Chronic Abdominal Pain

 

For up to 50% of people with IBD, abdominal pain is a constant companion, and the currently available remedies aren’t always helpful and can even be harmful.

 

Nonsteroidal anti-inflammatory drugs (NSAIDs), such as ibuprofen or aspirin, can cause gut bleeding. And opioids, the strongest type of medicines available to treat pain, are often addictive and may cause additional discomfort by triggering constipation.

 

To address patients’ pressing needs for reliable relief, we recently launched the Chronic Abdominal Pain in IBD initiative. Through this, we’re now funding three studies that may help to answer some key questions about the underlying biology of this pain and why certain patients are more likely to suffer from it.

 

Some questions we’re hoping to answer via this initiative include:

 

Why doesn’t IBD remission always result in pain relief?

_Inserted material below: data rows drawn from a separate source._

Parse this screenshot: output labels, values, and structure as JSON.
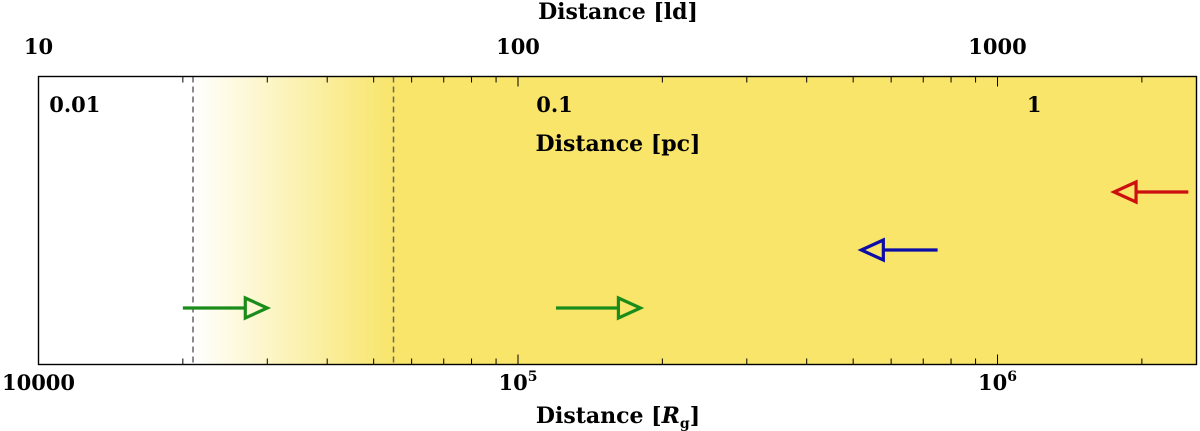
{
  "chart_data": {
    "type": "scatter",
    "axes": {
      "bottom": {
        "label_prefix": "Distance [",
        "label_symbol": "R",
        "label_subscript": "g",
        "label_suffix": "]",
        "scale": "log",
        "range": [
          10000,
          2600000
        ],
        "tick_labels": [
          {
            "value": 10000,
            "text": "10000"
          },
          {
            "value": 100000,
            "base": "10",
            "exp": "5"
          },
          {
            "value": 1000000,
            "base": "10",
            "exp": "6"
          }
        ]
      },
      "top": {
        "label": "Distance [ld]",
        "scale": "log",
        "range": [
          10,
          2600
        ],
        "tick_labels": [
          {
            "value": 10,
            "text": "10"
          },
          {
            "value": 100,
            "text": "100"
          },
          {
            "value": 1000,
            "text": "1000"
          }
        ]
      },
      "inner": {
        "label": "Distance [pc]",
        "scale": "log",
        "range": [
          0.0084,
          2.18
        ],
        "tick_labels": [
          {
            "value": 0.01,
            "text": "0.01"
          },
          {
            "value": 0.1,
            "text": "0.1"
          },
          {
            "value": 1,
            "text": "1"
          }
        ]
      }
    },
    "regions": [
      {
        "kind": "gradient",
        "from_rg": 21000,
        "to_rg": 55000,
        "color": "#f8e56a"
      },
      {
        "kind": "solid",
        "from_rg": 55000,
        "to_rg": 2600000,
        "color": "#f8e56a"
      }
    ],
    "vlines_rg": [
      21000,
      55000
    ],
    "series": [
      {
        "color": "#1a8c1a",
        "direction": "right",
        "x_from_rg": 20000,
        "x_to_rg": 30000,
        "y": 1
      },
      {
        "color": "#1a8c1a",
        "direction": "right",
        "x_from_rg": 120000,
        "x_to_rg": 180000,
        "y": 1
      },
      {
        "color": "#0d0da8",
        "direction": "left",
        "x_from_rg": 750000,
        "x_to_rg": 520000,
        "y": 2
      },
      {
        "color": "#cc0f0f",
        "direction": "left",
        "x_from_rg": 2500000,
        "x_to_rg": 1750000,
        "y": 3
      }
    ]
  }
}
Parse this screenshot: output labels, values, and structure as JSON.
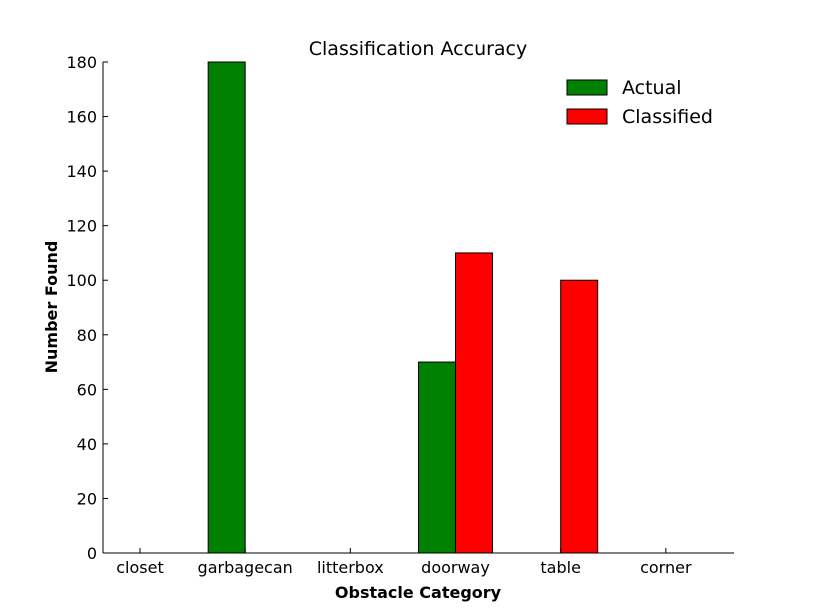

It’s easy to understand why flares can be painful. Yet about half of patients who go into IBD remission (defined as no longer having objective evidence of gastrointestinal inflammation) continue to struggle with chronic abdominal pain. To understand why, we need to know what’s going on in the gut as well as in the brain, which is where pain sensations are processed.

 

Using a grant from the Foundation, Qasim Aziz, PhD, of Queen Mary University of London, is recruiting 300 IBD patients. He will follow them for several years and compare what’s happening in the brain, intestines, and microbiome (gut microbes). His aim is to identify what’s different in these areas for people whose pain resolves after a flare as compared to those whose pain becomes chronic.

 

Is an enzyme connected to chronic abdominal pain?

Thanks to funding from our IBD Ventures program, Barbara Slusher, PhD, director of the Johns Hopkins Drug Discovery program, has been studying a drug-like substance that can block an enzyme called GCPII, which is dramatically higher in IBD patients with inflammation. Now, using a grant from our new Chronic Abdominal Pain Initiative, she will attempt to determine whether GCPII stays elevated in people with chronic abdominal pain.

 

Her hypothesis is that GCPII increases during an IBD flare and makes neurons (nerve cells) more excitable, so they respond more readily to pain—and that these neurons remain activated even after the inflammation has eased off. In addition to studying about 120 patients at Johns Hopkins, she will be tapping into data from IBD Plexus, the Foundation’s massive data platform, which includes a linked biobank (a collection of biological samples, such as blood, stool, and intestinal cells).

 

Could bacteria and fats in the gut be causing chronic pain?

At McMaster University in Canada, Premysl Bercik, MD, PhD, has been studying lipids (fats) in the guts of people with IBD as well as in those with irritable bowel syndrome (IBS), a condition that’s characterized by unexplained abdominal pain. He has already determined that a subset of patients with IBD or IBS (or both) have high levels of specific lipids in the gut.

 

These fats are produced by gut bacteria after a person eats certain foods. If Dr. Bercik and his colleagues can pinpoint which bacteria are responsible, people with high levels might be able to ease or do away with their pain simply by making changes to their diet.